I think the softness is caused by VRS and how everything looks like some specific vaseline filter has being applied unevenly. Sure it's hard to see what I am talking about when we can't compare it without what I think is VRS (and we know from previous analysis that they do, well did, use VRS in Halo Infinite).

But we can see it in for instance in Outriders as the game is identical in both PS5 and XSX except with VRS only on Xbox. When most people won't see a sharpness difference (and DF didn't even talk about that difference in their article, like if there wasn't any difference at all) for me the difference of sharpness is very starking. Way more noticeable than something like a 30% resolution gap and the cost (loss of perceptible resolution) is certainly higher than the feeble framerate gains. When I see Halo Infinite I can't help but see that uneven vaseline filter applied to the assets:

Outriders left PS5, right XSX with VRS

ixOO5Ry.png


It's not like that complaint about how it looks too soft is something targeted to that new Xbox Halo game as I have being obsessing with that particular subject since the beginning here. Back then I was complaining about notably the first and awful FXAA implementations. And how things have improved with better anti-aliasing methods, notably morphological, temporal based etc. I mostly don't have to complain about AA solutions anymore. But this VRS implementation I see in those games forces me to talk about it again. Devs either need to improve it, or not use it at all like all developers eventually stop used quincunx on PS3 because the gain wasn't worth the immense image quality cost.
Fairly certain all technical review sites chalked that one up to being lower AF levels and not VRS. Only a handful of games use VRS that we know of.
 
They don't use CB in any Insomniac game. It's some custom temporal injection tech.

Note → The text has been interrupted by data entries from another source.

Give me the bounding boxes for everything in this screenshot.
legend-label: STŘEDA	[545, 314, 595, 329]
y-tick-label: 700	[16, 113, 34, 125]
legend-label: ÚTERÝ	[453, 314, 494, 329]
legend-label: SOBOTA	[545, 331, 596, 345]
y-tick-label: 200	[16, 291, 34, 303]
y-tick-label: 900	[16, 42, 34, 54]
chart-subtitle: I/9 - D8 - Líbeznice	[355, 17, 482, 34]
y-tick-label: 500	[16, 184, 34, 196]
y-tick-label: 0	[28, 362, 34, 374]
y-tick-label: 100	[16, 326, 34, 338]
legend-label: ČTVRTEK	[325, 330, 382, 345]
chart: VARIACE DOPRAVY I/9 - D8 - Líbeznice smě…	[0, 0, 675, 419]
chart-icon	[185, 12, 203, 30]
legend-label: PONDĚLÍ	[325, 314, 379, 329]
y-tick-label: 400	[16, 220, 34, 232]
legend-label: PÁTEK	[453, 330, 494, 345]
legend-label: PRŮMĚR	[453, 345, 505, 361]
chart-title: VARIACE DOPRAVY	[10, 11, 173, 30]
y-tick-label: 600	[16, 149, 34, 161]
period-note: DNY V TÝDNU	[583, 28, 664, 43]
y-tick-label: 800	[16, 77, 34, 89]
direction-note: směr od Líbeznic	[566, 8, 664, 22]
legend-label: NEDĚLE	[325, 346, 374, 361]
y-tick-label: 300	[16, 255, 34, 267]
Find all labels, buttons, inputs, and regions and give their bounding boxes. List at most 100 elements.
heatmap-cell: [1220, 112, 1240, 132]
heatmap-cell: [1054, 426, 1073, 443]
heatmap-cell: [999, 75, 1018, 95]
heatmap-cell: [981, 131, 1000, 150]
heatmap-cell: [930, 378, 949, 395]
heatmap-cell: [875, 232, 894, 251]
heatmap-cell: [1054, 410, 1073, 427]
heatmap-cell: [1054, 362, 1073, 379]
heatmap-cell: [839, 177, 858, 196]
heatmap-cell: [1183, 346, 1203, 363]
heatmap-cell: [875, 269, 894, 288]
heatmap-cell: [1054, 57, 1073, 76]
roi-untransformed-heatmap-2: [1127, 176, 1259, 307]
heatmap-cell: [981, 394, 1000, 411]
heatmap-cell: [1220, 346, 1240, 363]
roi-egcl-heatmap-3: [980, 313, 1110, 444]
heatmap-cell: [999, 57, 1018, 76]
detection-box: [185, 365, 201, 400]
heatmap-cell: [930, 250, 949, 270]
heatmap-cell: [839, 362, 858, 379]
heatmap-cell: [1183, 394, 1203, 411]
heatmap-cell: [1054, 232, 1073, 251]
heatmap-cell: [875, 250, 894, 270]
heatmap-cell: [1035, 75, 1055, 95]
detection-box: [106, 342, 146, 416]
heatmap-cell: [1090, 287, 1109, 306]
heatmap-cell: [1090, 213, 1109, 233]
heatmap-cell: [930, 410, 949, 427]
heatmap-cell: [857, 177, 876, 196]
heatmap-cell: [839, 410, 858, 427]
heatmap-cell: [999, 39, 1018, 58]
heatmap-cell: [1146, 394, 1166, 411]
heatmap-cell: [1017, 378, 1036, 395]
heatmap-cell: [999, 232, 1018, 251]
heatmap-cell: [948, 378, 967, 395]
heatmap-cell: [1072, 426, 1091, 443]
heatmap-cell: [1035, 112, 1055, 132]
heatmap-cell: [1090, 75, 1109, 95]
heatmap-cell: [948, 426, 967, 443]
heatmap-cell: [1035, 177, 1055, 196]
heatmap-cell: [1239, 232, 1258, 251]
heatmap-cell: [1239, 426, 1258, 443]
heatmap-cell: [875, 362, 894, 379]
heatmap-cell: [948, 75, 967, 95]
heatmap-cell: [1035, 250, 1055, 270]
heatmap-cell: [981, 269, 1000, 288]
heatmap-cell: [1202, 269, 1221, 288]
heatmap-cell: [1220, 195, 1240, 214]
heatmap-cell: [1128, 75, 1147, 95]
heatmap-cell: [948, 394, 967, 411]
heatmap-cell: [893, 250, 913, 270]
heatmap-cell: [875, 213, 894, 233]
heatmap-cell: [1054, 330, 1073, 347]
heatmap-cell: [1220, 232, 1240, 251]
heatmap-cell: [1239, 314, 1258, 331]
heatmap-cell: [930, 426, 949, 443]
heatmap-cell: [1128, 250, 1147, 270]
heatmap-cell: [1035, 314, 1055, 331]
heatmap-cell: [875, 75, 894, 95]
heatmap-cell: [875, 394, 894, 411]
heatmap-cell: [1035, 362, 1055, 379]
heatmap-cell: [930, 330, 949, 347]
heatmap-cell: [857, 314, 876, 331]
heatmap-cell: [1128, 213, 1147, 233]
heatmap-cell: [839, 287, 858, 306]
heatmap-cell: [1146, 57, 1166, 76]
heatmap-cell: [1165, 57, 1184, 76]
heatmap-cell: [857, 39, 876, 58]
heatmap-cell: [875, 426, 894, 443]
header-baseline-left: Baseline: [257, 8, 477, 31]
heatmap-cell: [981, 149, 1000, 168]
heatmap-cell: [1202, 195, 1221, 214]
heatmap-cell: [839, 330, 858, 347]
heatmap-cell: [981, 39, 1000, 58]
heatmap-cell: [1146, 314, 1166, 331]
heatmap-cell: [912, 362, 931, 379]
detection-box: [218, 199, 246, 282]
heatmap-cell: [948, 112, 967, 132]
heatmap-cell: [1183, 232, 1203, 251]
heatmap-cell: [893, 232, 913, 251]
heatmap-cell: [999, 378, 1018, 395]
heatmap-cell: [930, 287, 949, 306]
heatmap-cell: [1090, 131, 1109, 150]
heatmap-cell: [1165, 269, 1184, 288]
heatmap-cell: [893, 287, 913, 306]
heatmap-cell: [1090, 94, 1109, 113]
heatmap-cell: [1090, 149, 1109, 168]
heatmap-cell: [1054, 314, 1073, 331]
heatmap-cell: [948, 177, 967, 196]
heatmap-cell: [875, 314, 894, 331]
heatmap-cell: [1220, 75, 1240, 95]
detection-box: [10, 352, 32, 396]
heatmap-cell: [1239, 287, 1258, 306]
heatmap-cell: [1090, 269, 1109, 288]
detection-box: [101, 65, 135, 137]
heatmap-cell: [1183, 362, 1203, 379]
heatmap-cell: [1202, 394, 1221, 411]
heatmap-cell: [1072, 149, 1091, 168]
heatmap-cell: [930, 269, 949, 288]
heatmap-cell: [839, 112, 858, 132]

https://blog.playstation.com/2018/09/06/insomniac-interview-the-tech-behind-marvels-spider-man/
DF speculates that they do for reflections in Rift Apart
In terms of how the review code has improved substantially via its day one patch, the performance and performance RT modes now run more smoothly and I was fascinated to note that quarter resolution RT reflections now seem to operate at checkerboard 4K, giving a substantial boost to quality. Impressive stuff.